We have always wanted this to be a mutually beneficial partnership instead of an outdated agreement that is more likely to lead to mutual self-destruct.
12. You are mounting a High Court challenge to Coventry Council on whether their bailout of ACL was a lawful use of taxpayers’ money. Why is this any of Coventry City’s concern?
What we are seeking is a viable future for the Sky Blues. Given that an offer was already on the table, it was a completely improper use of taxpayers’ money for the Council to take on ACL’s £14 million debt money at a time when the council were cutting jobs and services. There was absolutely no commercial or moral basis for doing this.
By providing state aid then any incentive for ACL to accept a market rate for the club's use of the stadium has disappeared and this has led directly to the club moving to its own stadium.
These are the questions we think need to be answered:
• Why did the Council reject a deal which would have seen ACL debt free and the Club staying in the Stadium and instead chose to use £14m of taxpayers’ money to bail it out?
There is no commercial logic to this decision which is why we believe it was for an ulterior motive to unlawfully wrest control of the club from Sisu.
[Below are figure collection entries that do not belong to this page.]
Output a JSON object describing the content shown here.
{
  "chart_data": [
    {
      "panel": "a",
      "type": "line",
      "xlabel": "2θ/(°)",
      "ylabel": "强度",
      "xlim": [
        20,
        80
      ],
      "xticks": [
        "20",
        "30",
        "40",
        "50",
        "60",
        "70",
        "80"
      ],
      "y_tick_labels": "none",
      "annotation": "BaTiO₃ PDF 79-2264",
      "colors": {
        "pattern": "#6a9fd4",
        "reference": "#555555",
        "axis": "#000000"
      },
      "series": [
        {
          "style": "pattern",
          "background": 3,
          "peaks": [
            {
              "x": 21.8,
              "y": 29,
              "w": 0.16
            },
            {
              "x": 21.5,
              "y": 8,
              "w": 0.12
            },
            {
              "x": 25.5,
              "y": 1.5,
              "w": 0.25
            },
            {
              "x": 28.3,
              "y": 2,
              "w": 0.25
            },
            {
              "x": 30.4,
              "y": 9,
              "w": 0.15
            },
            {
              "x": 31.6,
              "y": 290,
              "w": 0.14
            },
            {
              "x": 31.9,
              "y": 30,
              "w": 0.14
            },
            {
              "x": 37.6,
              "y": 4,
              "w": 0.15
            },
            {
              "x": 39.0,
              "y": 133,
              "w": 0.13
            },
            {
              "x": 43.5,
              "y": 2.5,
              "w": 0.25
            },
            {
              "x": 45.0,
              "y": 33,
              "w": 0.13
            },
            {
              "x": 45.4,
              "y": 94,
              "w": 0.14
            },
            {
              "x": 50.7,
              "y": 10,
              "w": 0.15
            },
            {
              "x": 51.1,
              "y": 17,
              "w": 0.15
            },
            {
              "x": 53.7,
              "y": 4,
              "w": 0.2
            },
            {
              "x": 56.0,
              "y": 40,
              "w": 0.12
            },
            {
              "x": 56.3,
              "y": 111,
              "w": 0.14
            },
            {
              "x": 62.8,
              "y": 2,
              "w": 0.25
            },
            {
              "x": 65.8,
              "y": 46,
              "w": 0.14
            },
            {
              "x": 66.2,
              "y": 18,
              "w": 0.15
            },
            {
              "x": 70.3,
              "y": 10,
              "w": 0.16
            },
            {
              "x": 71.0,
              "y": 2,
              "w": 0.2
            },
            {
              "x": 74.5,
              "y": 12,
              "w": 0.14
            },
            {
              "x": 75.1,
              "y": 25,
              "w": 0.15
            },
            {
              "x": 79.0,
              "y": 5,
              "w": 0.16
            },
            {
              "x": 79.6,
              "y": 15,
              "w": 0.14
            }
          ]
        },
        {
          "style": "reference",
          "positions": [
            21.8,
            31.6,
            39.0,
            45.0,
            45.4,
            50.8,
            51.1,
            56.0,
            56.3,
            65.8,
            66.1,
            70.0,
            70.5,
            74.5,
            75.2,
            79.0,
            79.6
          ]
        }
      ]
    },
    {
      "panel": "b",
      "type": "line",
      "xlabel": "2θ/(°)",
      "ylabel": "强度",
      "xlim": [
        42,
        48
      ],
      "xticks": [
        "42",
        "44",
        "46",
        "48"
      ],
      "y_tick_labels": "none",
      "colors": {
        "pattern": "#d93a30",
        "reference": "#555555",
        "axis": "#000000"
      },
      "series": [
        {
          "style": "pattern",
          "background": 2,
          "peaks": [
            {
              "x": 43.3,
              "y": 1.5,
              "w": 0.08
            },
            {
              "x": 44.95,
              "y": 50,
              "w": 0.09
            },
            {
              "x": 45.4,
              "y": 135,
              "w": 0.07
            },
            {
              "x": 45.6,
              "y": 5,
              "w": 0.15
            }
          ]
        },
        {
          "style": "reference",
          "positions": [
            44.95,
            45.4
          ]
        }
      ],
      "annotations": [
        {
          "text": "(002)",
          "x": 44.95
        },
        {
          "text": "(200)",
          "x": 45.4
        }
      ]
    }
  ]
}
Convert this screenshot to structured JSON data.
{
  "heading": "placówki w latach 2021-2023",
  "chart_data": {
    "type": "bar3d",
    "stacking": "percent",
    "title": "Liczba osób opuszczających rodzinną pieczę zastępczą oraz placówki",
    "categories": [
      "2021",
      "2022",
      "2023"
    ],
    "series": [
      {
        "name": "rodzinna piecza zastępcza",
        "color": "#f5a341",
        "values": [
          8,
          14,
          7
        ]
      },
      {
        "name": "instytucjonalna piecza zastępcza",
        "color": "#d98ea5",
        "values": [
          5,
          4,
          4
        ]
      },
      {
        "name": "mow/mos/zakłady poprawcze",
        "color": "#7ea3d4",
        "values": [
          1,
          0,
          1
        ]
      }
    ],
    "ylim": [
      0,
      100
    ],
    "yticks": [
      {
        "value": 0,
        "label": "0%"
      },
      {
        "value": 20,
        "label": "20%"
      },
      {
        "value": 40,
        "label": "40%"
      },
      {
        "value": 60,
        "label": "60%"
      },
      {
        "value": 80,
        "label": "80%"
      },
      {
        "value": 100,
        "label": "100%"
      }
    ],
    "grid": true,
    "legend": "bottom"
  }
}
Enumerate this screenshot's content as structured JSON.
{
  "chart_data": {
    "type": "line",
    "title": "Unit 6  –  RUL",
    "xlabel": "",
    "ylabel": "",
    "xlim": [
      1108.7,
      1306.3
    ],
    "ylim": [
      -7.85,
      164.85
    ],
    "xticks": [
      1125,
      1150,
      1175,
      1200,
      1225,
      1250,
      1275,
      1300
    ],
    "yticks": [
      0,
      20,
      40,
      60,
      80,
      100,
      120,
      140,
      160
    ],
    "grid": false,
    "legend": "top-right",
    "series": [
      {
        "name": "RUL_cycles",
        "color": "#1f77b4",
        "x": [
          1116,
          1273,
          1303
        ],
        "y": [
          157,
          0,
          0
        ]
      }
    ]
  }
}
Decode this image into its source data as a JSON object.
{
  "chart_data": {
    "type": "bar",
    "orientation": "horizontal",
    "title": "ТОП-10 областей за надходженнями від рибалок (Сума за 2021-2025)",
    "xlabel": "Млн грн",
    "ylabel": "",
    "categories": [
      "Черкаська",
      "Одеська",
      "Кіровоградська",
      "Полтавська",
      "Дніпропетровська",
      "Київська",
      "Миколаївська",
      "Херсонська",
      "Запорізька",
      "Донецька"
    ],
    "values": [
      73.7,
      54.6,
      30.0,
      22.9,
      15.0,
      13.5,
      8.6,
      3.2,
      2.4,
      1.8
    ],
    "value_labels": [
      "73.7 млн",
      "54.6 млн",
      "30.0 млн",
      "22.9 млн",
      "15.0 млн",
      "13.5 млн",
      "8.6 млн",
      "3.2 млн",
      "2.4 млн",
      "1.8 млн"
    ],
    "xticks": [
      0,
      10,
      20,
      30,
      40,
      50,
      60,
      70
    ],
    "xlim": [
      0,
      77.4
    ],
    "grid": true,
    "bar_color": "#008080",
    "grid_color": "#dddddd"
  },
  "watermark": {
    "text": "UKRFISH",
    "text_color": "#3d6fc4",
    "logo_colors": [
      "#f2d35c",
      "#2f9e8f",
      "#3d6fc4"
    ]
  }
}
• Why have we put CCFC Limited into Administration?
We simply couldn’t afford to continue paying ACL the levels of rent they were demanding because it is more than the income the club receives. We negotiated in good faith to then find that the council had plans to force us out of the city. ACL issued the administration order as part of this plan. Having read the ACL proposed administrator’s proposal, which included a radical chopping of jobs at the club and non-payment of players then Sisu moved to pre-empt the administration. We have put forward proposals to the Administrator which would be seen all creditors at the date of the Administration paid in full, including ACL.
• Are you moving the club to a venue outside Coventry?
No. We fully intend to build a new stadium in the Coventry area. We are Coventry City after all. This will be a stadium for the fans to be proud of and importantly a stadium to call home.